3. Essere creativi: la pubblicità deve aggiungere appeal e non un peso necessario

 

Le pubblicità devono essere sexy, come quelle delle riviste cartacee, e non come quelle che si vedono sugli smartphone e che sono oggi vittime dei software di ad-blocking. Format intelligenti e target mirati possono far decollare l’advertising digitale.

Il modello può essere Snapchat, con l’idea di ricompensare in qualche modo i consumatori online e non soltanto di interromperli. Ad esempio offrendo dati gratis e sconti in cambio della loro attenzione.

L’allarme del fondatore di Medium, secondo cui il business model della pubblicità online è distrutto completamente, è forse esagerato però di certo va ripensato in qualche modo. Se il tuo business dipende dalla pubblicità (anche se per molti business nei media non è così, basti pensare alla BBC a Netflix o a Spotify Premium, che non hanno pubblicità) l’obiettivo è renderle divertenti, educative, informative e rilevanti.

4. Essere trasparenti: senza fiducia non c’è futuro

 

Le tech company come Facebook stanno finalmente comprendendo il fatto che sono delle media company. Usano i contenuti per costruire le audience, per poi monetizzarle tramite la pubblicità. Il fatto di aver negato per troppo tempo di essere delle media company dipende in primo luogo da timori di carattere regolatorio e dalla paura di assumere nuove responsabilità. La presa di posizione di Facebook contro le fake news è un’assunzione di responsabilità di fronte agli utenti: i consumatori, sia che si tratti dell’acquisto di un sapone in polvere o delle news (come su Facebook) devono potersi fidare del fornitore. Soprattutto nell’era della post verità questo assunto è fondamentale.

 

5. Semplifica le cose: controllare la distribuzione,  semplificare l’accesso

Gran parte del successo di Netflix dipende dalla semplicità di accedere al servizio. Rendere i suoi contenuti disponibili su ogni tipo di device e l’accordo strategico con diversi fornitori di contenuti è stata la chiave del successo. Tutto il contrario rispetto al modello di business di diverse media company che pensano prima ad impedire l’accesso ai suoi contenuti piuttosto che a semplificarlo.

 

6. La user experience resta un problema, soprattutto per la TV

 

Per l’utente nella giungla dell’offerta televisiva (free, on demand, streaming, pay, online ecc) la scelta del programma da guardare è sempre più complessa. Fra diversi telecomandi e device, dal TV al tablet al pc, trovare e poi scegliere e guardare il programma preferito – un utente può essere contemporaneamente abbonato Netflix, Amazon Prime e HBO – non è semplice. Secondo Ovum, chi riuscirà a centralizzare l’offerta televisiva, magari attraverso l’intelligenza artificiale e il comando vocale, per aiutare lo spettatore a scegliere il programma che vuole vedere nell’orario che preferisce prenderà il comando del salotto di casa. La pirateria è un problema enorme, ma l’utente che spegne e se ne va è una minaccia molto più grande.

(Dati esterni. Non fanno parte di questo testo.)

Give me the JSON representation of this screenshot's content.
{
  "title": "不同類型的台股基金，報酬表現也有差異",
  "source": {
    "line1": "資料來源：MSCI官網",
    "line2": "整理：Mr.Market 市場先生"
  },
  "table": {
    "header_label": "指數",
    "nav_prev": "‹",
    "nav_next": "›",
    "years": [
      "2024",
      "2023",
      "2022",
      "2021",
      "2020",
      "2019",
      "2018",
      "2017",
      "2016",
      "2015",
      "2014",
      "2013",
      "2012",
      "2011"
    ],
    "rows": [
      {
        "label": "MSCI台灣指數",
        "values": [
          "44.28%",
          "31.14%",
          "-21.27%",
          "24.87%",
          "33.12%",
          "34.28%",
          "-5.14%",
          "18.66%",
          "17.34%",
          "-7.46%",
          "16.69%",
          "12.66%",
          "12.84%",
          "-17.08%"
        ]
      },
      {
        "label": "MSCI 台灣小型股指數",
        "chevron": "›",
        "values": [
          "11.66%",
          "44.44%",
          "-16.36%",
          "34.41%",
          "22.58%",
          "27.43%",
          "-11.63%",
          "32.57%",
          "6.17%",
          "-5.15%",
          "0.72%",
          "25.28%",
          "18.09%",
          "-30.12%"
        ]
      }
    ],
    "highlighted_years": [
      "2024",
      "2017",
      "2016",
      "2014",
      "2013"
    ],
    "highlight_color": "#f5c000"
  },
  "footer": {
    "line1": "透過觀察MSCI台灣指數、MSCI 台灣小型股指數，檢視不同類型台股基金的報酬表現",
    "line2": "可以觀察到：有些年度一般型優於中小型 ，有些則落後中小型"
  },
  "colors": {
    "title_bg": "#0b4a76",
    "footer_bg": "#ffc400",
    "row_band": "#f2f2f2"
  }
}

7. Nuovi flussi di ricavi: l’eCommerce può salvarti

 

L’idea che il consumatore online non sia disposto a spendere per i contenuti digitali è superata, basta considerare la popolarità raggiunta da Spotify e Netflix o il fiorire degli acquisti in-app per l’upgrade dei game. Il prodotto giusto sul device giusta al momento giusto può vendere bene anche online. La vendita diretta al consumatore sta diventando un’opzione percorribile. Tanto più che i pagamenti mobili, l’intelligenza artificiale e i digital assistant sono sempre più presenti nelle nostre case. Il concetto della pubblicità che rimanda all’acquisto in negozio è un po’ trita ormai.